During her time in politics, especially on the national stage, Palin flexed numerous ideas — of which her identity as a woman had no relevant influence — that were gibberish at best and, on occasion, incredibly dangerous. For one, she was a proponent of birtherism, the theory that former President Barack Obama wasn’t actually a U.S. citizen. In 2011, she praised Donald Trump for investigating Obama. “He’s not just throwing stones from the sidelines, he’s digging in,” said Palin. “He’s paying for researchers to find out why President Obama would have spent $2 million to not show his birth certificate.”
In an interview with CNN’s State of the Union, the former Alaska governor described the Hispanic population in the United States as “helping to build America” but then followed it up by saying, “You want to be in America? A: You’d better be here legally or you’re out of here. B: When you’re here, let’s speak American.” In a piece for right-wing outlet Breitbart, Palin wrote: “Because of Obama’s purposeful dereliction of duty an untold number of illegal immigrants will kick off their shoes and come on in, competing against Americans for our jobs and limited public services.”

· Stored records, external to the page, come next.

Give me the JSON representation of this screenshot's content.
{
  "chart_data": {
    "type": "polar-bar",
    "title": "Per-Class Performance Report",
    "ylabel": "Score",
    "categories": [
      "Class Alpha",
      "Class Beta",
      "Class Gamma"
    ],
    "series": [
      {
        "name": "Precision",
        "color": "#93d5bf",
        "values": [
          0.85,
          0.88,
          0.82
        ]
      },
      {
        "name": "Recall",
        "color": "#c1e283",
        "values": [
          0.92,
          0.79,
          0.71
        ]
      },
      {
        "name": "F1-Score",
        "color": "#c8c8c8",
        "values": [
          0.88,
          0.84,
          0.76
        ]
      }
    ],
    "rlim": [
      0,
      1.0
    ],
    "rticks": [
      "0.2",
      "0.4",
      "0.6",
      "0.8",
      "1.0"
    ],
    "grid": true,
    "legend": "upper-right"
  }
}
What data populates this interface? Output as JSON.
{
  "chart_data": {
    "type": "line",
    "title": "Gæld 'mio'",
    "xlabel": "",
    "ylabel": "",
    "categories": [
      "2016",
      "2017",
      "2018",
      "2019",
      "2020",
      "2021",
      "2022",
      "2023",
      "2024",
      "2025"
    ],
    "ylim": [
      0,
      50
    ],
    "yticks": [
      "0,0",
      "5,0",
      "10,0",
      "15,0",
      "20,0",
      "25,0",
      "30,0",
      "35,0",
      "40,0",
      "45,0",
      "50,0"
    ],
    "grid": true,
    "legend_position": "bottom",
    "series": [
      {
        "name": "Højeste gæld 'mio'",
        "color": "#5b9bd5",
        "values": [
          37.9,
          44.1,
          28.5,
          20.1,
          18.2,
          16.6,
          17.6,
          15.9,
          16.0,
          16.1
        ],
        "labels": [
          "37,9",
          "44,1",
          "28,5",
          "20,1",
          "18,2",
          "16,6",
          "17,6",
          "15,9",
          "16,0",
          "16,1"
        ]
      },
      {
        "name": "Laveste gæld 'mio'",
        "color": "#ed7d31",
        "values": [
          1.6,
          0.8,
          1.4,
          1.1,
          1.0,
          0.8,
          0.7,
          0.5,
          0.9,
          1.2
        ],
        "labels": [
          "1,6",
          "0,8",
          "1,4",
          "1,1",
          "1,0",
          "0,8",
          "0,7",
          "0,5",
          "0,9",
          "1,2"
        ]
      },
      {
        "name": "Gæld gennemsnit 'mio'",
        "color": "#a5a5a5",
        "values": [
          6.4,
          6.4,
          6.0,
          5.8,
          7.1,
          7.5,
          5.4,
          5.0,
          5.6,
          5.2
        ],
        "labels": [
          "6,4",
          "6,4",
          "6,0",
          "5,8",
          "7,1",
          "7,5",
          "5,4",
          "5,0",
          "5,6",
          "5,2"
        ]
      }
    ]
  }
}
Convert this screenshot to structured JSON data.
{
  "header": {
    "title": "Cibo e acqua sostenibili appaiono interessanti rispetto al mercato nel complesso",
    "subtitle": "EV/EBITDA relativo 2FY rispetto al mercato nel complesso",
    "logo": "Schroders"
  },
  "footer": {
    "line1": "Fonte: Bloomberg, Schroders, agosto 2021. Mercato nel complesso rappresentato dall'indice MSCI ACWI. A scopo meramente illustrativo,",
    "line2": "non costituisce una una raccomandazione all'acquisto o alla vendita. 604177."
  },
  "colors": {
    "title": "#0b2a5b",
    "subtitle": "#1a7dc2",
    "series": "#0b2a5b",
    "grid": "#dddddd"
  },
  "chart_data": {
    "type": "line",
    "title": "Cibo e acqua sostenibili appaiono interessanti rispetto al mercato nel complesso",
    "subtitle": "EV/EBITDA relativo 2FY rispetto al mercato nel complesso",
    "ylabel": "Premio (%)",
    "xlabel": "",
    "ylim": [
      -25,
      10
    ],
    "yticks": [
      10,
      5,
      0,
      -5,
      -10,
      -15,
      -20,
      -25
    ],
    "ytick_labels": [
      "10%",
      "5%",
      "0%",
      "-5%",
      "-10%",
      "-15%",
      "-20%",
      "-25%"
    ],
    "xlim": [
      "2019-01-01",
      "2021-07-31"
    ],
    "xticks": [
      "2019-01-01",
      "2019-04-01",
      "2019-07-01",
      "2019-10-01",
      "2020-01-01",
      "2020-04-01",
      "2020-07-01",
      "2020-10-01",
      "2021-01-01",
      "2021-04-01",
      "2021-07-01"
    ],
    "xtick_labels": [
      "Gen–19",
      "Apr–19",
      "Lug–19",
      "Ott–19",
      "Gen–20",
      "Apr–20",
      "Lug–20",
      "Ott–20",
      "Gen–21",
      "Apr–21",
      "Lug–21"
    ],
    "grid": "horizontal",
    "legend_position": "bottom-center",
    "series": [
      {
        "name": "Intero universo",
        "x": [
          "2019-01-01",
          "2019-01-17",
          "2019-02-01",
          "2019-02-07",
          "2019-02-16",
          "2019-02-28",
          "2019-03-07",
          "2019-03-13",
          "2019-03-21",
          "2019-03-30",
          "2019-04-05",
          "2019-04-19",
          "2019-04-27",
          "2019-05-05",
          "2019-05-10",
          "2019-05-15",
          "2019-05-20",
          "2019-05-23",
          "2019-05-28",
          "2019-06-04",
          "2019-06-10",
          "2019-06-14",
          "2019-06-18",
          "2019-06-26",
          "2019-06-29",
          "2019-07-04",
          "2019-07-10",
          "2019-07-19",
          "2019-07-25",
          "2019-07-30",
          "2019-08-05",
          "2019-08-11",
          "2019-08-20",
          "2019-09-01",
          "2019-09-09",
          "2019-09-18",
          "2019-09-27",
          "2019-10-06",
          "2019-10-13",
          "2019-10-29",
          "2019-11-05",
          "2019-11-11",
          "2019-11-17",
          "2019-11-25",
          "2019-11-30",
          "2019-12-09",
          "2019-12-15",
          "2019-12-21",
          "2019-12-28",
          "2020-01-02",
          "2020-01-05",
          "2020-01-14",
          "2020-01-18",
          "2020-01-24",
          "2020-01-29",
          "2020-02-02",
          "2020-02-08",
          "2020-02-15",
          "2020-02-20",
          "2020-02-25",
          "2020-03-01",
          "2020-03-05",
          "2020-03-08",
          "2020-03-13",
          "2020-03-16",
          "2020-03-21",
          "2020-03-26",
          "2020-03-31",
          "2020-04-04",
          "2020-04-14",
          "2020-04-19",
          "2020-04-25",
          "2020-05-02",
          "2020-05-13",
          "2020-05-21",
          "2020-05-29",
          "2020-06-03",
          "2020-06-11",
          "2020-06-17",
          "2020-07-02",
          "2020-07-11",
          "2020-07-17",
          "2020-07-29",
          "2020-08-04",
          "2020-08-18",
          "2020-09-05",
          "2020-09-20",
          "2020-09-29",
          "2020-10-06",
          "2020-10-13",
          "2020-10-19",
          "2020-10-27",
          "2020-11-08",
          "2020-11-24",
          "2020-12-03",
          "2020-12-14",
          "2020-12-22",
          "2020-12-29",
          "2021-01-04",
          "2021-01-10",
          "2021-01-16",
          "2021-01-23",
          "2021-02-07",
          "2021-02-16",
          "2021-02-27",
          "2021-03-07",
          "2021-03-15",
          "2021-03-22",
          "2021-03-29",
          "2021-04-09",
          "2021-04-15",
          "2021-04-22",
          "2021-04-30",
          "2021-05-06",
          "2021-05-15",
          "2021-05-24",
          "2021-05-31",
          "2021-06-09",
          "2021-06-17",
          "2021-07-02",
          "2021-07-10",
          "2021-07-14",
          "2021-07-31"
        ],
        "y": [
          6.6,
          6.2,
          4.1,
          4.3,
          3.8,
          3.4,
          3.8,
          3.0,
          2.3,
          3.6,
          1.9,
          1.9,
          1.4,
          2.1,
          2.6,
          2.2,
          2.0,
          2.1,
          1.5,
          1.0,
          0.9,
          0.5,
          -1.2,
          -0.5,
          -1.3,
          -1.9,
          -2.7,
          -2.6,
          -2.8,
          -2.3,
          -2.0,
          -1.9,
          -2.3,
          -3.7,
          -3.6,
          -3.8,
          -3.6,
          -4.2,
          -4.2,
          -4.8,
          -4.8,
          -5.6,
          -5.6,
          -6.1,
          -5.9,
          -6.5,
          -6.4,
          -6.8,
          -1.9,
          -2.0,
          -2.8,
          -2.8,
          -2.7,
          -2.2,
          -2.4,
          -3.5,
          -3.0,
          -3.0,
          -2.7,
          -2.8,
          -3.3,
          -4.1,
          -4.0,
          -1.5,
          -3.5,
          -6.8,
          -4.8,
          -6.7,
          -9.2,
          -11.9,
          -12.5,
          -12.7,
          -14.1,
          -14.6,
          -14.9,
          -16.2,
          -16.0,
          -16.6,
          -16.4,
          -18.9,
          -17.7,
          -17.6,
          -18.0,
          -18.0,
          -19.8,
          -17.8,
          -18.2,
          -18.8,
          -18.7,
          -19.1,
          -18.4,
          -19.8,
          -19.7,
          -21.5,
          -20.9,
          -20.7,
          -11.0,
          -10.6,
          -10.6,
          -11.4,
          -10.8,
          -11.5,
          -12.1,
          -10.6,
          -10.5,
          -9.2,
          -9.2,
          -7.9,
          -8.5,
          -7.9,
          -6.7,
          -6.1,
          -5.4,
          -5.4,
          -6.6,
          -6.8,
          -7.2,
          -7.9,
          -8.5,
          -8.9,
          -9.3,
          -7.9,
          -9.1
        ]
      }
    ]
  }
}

Palin also regularly advocated against restrictions on gun ownership rights, she was still against abortion even in instances of rape and incest, and she opposed same-sex marriage and civil unions. In 2008, she went as far as to say that she hoped to see a federal ban on same-sex marriages. “I have voted along with the vast majority of Alaskans who had the opportunity to vote to amend our Constitution defining marriage as between one man and one woman. I wish on a federal level that's where we would go. I don't support gay marriage," Palin told Christian Broadcasting Network at the time.
This isn't to say that Palin never faced sexism. Like all women in politics, she has undoubtedly faced unfair criticism and judgement based solely on her gender, and likely needed to work harder than a man to get to where she did in her career.
Sexism and discrimination are consistent problems regardless of political party affiliation; however, to suggest that Palin was unsuccessful purely due to sexism from the Democratic Party and the media isn’t an accurate assessment. In truth, Palin failed to gain a larger platform because the ideas she supported were not something the majority of voters could get behind.
To cast Sarah Palin as the victim of sexism at the hands of a hypocritical political party — and to use this as a defense against the future sexism that Biden's VP will inevitably face — is a massive stretch of historic interpretation. Palin's track record is alarming for a person of any gender, and should be taken to task, just as any vice-presidential candidate should be. That includes Biden's future running mate, too.
So rather than prepare quips about our potential future vice president's appearance, demeanor, or worse, "ambition," be prepared to critique her policies and perspectives.